8. When education is privatized, no one in his or her right mind will choose to be a teacher. Those not in their right minds will rush in for those jobs.

I am at a new crossroads, reader. I've got a front seat for the Assault on Public Education. Like it or not (and I don't like it), this is the battle I'm fighting.

I've fought other battles on the platform of this blog. Teaching has nothing to do with religion, thank goodness, but I'm afraid I'm going to have to set up my soap box here and talk about the education crisis.

If you're not interested in this topic, maybe you know some teachers who are. I ask you to invite them.

Please, all three of you loyal readers ... come along with me on this ride! I've always depended upon your support. Now I need it more than ever.


Saturday, November 15, 2014

We'll Miss Those Ink-Stained Wretches

Modern colleges thrive on a pack of lies. The biggest one, of course, is the one The Heir got fed: "Workplaces are looking for people with liberal arts degrees, because these people are used to higher level thinking." What a crock.

 Spare is at an art school, where a more pragmatic approach prevails, but the snobbery is still there. In this case, it's the idea that film and t.v. producers are foaming at the mouth for people who have learned the proper way to write scripts and pitch them.

Last Thursday, David Simon came to speak at The Spare's art school. He is an HBO producer best known for "The Wire."

I grabbed a season of "The Wire" from the library last year because I heard that the show dealt with inner-city schools. And I loved it. The show not only dealt with inner-city schools, it got the whole thing right, including the ridiculous standardized testing and the fact that teachers are powerless over the lives their students live outside the school walls.

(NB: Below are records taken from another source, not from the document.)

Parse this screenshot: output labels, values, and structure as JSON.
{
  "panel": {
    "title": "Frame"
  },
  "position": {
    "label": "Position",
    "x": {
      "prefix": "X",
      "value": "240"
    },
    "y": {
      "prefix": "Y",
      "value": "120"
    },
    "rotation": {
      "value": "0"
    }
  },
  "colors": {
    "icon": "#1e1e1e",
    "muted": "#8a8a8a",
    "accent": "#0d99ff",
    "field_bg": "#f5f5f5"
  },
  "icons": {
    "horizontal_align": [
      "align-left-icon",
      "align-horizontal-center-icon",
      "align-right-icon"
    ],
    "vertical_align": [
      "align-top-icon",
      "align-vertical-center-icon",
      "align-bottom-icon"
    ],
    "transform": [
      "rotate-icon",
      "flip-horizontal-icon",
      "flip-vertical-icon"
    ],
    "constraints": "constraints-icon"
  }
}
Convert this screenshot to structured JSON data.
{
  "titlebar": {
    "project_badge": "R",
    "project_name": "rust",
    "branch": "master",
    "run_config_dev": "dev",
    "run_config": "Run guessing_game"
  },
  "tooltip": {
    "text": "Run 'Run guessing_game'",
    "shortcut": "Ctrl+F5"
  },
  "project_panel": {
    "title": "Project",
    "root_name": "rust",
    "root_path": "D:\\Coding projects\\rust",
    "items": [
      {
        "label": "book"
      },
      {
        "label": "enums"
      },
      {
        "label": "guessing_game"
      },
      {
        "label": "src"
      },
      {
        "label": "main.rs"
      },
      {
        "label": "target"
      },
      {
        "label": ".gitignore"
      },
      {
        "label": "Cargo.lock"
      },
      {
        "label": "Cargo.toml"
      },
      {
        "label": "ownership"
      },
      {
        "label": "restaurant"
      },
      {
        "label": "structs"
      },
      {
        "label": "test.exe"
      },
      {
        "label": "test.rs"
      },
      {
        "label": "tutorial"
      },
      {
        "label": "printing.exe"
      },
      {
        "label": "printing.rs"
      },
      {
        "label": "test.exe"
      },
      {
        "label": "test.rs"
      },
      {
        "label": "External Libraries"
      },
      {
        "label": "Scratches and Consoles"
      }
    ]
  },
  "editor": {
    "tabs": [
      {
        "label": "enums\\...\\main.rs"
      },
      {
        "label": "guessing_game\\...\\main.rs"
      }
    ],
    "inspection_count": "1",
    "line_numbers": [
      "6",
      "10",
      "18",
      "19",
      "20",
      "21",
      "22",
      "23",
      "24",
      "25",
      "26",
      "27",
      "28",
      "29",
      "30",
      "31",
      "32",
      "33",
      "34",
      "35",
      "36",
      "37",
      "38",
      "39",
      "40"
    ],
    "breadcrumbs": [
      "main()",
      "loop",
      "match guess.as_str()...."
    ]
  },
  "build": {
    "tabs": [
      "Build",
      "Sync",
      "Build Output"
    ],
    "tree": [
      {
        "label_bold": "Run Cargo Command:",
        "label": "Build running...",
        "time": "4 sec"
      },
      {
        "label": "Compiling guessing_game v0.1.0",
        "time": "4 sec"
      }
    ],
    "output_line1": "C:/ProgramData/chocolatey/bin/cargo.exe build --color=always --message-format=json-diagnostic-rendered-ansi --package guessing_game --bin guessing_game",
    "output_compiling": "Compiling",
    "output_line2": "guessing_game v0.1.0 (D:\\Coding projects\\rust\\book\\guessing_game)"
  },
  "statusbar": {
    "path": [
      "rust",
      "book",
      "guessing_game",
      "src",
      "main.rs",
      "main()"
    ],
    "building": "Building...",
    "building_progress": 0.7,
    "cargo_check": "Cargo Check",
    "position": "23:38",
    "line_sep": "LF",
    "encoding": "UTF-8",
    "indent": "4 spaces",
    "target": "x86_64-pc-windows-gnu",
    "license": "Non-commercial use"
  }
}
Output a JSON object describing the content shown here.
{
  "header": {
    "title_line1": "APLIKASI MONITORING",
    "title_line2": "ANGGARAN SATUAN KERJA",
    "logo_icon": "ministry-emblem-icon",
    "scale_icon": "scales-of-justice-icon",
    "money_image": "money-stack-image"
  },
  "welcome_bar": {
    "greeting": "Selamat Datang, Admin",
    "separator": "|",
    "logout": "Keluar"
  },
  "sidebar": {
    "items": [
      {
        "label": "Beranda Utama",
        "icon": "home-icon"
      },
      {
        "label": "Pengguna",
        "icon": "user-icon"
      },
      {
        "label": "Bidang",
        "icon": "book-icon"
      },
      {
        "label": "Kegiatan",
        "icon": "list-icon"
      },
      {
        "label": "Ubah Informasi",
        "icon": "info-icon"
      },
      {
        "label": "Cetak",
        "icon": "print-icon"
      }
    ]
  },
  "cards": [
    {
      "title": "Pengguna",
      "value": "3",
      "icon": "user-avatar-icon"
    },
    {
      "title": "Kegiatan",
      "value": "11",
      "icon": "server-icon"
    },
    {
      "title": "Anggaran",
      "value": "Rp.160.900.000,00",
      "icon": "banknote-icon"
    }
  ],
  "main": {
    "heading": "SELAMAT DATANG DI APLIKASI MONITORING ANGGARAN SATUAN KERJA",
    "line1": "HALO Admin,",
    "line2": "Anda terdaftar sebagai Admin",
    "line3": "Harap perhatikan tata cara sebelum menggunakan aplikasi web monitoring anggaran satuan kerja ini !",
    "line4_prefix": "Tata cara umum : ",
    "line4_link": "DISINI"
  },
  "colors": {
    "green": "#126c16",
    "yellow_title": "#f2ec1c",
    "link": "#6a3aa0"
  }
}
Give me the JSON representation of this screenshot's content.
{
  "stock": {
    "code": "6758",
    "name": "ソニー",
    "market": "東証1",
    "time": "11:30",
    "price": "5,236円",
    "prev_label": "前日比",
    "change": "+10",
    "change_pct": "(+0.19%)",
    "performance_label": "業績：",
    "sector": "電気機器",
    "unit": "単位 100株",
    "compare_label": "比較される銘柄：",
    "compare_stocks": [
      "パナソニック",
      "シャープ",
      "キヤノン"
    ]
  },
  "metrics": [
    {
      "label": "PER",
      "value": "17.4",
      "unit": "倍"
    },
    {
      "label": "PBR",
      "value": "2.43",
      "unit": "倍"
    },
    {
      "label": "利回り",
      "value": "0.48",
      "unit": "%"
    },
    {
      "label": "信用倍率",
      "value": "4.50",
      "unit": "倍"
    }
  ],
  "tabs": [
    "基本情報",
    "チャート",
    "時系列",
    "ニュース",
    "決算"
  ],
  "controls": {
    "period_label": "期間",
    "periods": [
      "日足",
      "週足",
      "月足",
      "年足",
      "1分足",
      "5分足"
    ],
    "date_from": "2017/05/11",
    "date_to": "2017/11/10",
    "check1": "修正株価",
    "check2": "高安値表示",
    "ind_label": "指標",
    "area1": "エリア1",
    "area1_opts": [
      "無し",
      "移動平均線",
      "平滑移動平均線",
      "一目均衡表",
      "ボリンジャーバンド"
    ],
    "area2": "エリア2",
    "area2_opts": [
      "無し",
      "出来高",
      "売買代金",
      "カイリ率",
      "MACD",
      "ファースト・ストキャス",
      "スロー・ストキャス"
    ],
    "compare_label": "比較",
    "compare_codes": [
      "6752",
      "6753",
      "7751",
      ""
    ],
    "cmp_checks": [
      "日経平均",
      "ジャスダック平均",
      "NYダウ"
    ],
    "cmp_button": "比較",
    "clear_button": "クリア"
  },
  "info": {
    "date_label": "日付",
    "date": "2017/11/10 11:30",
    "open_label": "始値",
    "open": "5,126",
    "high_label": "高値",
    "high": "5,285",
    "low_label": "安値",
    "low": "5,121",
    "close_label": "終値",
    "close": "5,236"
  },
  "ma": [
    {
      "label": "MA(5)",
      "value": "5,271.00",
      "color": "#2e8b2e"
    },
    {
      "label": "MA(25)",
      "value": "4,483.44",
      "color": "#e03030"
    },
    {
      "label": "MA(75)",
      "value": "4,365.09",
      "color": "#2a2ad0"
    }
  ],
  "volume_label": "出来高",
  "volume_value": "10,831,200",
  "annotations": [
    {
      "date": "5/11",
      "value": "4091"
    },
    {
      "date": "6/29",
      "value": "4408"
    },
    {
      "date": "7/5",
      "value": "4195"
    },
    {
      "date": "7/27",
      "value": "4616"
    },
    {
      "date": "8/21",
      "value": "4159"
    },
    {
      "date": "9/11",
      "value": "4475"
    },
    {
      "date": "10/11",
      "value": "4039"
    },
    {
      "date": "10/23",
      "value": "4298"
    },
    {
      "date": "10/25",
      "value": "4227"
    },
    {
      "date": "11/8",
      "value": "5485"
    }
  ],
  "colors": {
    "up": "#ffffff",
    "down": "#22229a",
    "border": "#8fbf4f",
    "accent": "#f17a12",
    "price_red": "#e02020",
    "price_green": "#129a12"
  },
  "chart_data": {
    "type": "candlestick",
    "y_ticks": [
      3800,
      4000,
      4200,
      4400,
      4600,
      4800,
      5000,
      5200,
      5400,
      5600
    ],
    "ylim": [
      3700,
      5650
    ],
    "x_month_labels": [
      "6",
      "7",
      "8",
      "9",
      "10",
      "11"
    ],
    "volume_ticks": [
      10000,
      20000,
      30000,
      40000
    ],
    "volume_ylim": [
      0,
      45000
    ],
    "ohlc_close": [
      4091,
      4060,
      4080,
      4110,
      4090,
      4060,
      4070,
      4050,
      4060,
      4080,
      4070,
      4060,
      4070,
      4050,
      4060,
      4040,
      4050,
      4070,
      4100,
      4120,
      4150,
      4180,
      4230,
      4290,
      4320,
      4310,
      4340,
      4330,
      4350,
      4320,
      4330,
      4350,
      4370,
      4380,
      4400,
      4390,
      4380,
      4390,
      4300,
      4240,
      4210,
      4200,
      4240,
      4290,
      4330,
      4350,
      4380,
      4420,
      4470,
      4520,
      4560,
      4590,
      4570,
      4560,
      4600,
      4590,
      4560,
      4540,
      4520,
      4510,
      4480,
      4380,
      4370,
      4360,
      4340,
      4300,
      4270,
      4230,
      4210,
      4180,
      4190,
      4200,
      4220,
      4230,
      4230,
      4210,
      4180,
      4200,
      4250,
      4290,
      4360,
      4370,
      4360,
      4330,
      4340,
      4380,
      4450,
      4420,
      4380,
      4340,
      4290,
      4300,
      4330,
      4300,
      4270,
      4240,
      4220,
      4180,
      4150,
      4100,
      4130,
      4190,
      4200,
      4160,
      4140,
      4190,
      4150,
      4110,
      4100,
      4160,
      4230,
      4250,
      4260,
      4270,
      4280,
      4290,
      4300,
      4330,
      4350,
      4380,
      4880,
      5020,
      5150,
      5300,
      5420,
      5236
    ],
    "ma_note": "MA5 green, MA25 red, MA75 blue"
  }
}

I liked "The Wire" so much that Mr. J bought me the boxed set for Xmas. Watched it. Loved it. Terrific show about crime in Baltimore, all the way up to the biggest criminals, which are the politicians and real estate developers.

(And yes, whippersnappers, that is Idris Elba in the drawing.)

I was beyond thrilled to be able to hear Mr. Simon speak at Spare's school. He was invited by the school's fledgling creative writing program.

I don't think this particular arsty ivory tower was ready for Mr. Simon's message.

In a nutshell, Mr. Simon said he's no artist, television dramas are collaborative, and he was lucky to have been a curious print journalist on a big-city paper, in this case the Baltimore Sun. When gently prodded by a professor as to what kind of production team he looked for when beginning a television series (no doubt to bolster the ambitions of the attending student screenwriters), Simon said he wants nonfiction prose writers and people who have lived the experiences that he is depicting in his show. He said there's hardly ever anyone under 40 on his teams.

David Simon also offered what, to me, could be the perfect gem about television drama. He said that he knew he wasn't interesting himself as a suburban white male, so he went into journalism to write about people who were living more interesting lives. Of course this led him to the homicide department of the Baltimore City Police, where the workers pray for a string of dull days.

This was a blow not only to the professors teaching exactly what Mr. Simon says he hates ("people who write to the commercial"), but also to the young writers in the audience who have no access to jobs in print journalism. That medium is sinking like the Titanic on Iceberg Day.

Where will the gritty, honest, realistic dramas of the future come from? How will people support themselves if they try to follow a good story source? I don't know the answers to these questions. I only know that the avenue David Simon pursued is disappearing into the mists of time. How sad and starved we will be when the ink-stained wretches are all gone!


Tuesday, November 11, 2014

Start Your Day with a Laugh

Isn't that what we're about here at "The Gods Are Bored?" Check out our Spare and her pumpkin spice ... condoms?